A good XSLT solution will map your human-readable rules to simple template rules. Here are the rules, in your words:
<SmallWidget>
in specA means the same thing as <Atom>
in specB, so just rename the element.
<Widgets>
in specA means the same thing as <Molecule>
in specB, so just rename the element.
- Wrap
<Atom>
and <Molecule>
in an element named <Widgets>
, which means something different from specA's <Widgets>
.
- Everything else gets copied as is, but in the new namespace.
Let's give it a go:
<xsl:stylesheet version="1.0"
xmlns:xsl="http://www.w3.org/1999/XSL/Transform"

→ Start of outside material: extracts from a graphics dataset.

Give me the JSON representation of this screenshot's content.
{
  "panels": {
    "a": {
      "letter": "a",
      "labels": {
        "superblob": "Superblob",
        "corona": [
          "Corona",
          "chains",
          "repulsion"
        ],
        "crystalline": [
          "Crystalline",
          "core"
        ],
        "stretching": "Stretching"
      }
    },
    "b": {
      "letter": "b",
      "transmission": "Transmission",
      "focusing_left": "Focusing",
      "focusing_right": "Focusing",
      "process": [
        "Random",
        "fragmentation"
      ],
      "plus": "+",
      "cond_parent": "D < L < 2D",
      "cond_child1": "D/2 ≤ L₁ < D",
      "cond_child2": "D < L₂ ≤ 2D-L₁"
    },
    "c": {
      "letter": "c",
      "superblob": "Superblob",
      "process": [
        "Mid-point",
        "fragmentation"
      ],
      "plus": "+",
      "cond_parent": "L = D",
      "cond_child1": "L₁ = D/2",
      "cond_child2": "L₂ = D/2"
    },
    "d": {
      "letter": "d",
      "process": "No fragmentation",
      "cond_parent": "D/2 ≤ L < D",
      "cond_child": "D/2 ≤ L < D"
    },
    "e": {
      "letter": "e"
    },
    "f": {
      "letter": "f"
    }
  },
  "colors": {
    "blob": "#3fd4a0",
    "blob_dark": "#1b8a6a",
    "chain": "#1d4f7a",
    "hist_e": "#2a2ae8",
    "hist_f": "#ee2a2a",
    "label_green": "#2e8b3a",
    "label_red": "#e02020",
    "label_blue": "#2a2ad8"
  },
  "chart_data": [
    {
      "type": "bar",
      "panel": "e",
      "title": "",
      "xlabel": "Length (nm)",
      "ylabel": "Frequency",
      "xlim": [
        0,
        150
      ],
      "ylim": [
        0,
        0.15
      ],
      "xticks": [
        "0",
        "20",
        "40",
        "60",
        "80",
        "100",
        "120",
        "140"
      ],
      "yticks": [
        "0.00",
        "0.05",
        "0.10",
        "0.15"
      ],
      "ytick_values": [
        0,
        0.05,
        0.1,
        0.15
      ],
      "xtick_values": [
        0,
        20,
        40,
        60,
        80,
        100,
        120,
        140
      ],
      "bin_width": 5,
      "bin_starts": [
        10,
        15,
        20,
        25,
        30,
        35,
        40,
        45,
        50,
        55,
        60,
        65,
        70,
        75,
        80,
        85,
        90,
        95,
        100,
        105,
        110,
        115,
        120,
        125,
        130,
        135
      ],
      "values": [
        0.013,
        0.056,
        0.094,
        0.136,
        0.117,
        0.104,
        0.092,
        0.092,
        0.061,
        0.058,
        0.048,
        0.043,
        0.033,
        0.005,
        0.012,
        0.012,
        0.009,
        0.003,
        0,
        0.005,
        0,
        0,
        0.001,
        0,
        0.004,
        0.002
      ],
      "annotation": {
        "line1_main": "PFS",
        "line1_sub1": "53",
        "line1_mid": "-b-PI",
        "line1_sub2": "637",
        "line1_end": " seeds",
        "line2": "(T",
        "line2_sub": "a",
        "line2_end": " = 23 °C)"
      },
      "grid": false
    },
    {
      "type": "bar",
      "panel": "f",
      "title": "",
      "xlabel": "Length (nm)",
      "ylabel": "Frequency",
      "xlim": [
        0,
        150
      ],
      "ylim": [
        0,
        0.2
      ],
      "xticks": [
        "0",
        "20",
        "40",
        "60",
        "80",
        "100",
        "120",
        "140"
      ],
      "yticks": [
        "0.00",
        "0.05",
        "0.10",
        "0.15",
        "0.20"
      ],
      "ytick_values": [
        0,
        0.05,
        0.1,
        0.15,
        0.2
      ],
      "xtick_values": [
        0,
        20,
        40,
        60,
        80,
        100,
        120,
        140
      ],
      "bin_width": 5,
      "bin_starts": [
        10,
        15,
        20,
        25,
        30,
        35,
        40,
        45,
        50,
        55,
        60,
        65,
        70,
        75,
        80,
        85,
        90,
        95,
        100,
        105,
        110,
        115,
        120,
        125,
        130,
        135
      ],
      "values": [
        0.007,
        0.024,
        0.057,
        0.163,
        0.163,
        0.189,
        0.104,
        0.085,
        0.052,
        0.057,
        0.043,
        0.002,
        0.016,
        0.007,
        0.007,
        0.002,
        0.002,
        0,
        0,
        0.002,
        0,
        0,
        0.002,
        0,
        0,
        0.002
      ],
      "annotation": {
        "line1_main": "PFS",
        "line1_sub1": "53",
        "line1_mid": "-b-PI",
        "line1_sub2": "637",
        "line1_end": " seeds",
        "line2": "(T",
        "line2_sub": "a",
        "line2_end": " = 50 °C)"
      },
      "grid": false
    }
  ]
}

xmlns:in="http://widgetspecA.com/ns"
xmlns="http://widgetspecB.com/ns"
exclude-result-prefixes="in">
<!-- 1. Rename <SmallWidget> -->
<xsl:template mode="rename" match="in:SmallWidget">Atom</xsl:template>
<!-- 2. Rename <Widgets> -->
<xsl:template mode="rename" match="in:Widgets">Molecule</xsl:template>
<!-- 3. Wrap <Atom> & <Molecule> with <Widgets> -->
<xsl:template match="in:SmallWidget">
<!-- ASSUMPTION: in:Widgets immediately follows in:SmallWidget -->
<Widgets>
<xsl:apply-templates mode="convert" select="."/>
<xsl:apply-templates mode="convert" select="following-sibling::in:Widgets"/>
</Widgets>
</xsl:template>
<!-- Skip by this in regular processing;
it gets explicitly converted inside <Widgets> (see above) -->
<xsl:template match="in:Widgets"/>
<!-- Also, don't copy whitespace appearing
immediately before in:Widgets -->
<xsl:template match="text()
[following-sibling::node()[1][self::in:Widgets]]"/>
<!-- 4: Everything copied as is, but in the new namespace -->
<!-- Copy non-element nodes as is -->
<xsl:template match="@* | text() | comment() | processing-instruction()">
<xsl:copy/>
</xsl:template>
<!-- By default, just convert elements to new namespace
(exceptions under #3 above) -->
<xsl:template match="*">
<xsl:apply-templates mode="convert" select="."/>
</xsl:template>
<xsl:template mode="convert" match="*">
<!-- Optionally rename the element -->
<xsl:variable name="name">
<xsl:apply-templates mode="rename" select="."/>
</xsl:variable>
<xsl:element name="{$name}">
<xsl:apply-templates select="@* | node()"/>
</xsl:element>
</xsl:template>
<!-- By default, just use the same local
name as in the input document -->
<xsl:template mode="rename" match="*">
<xsl:value-of select="local-name()"/>
</xsl:template>
</xsl:stylesheet>
Note that it's important that you use the local-name()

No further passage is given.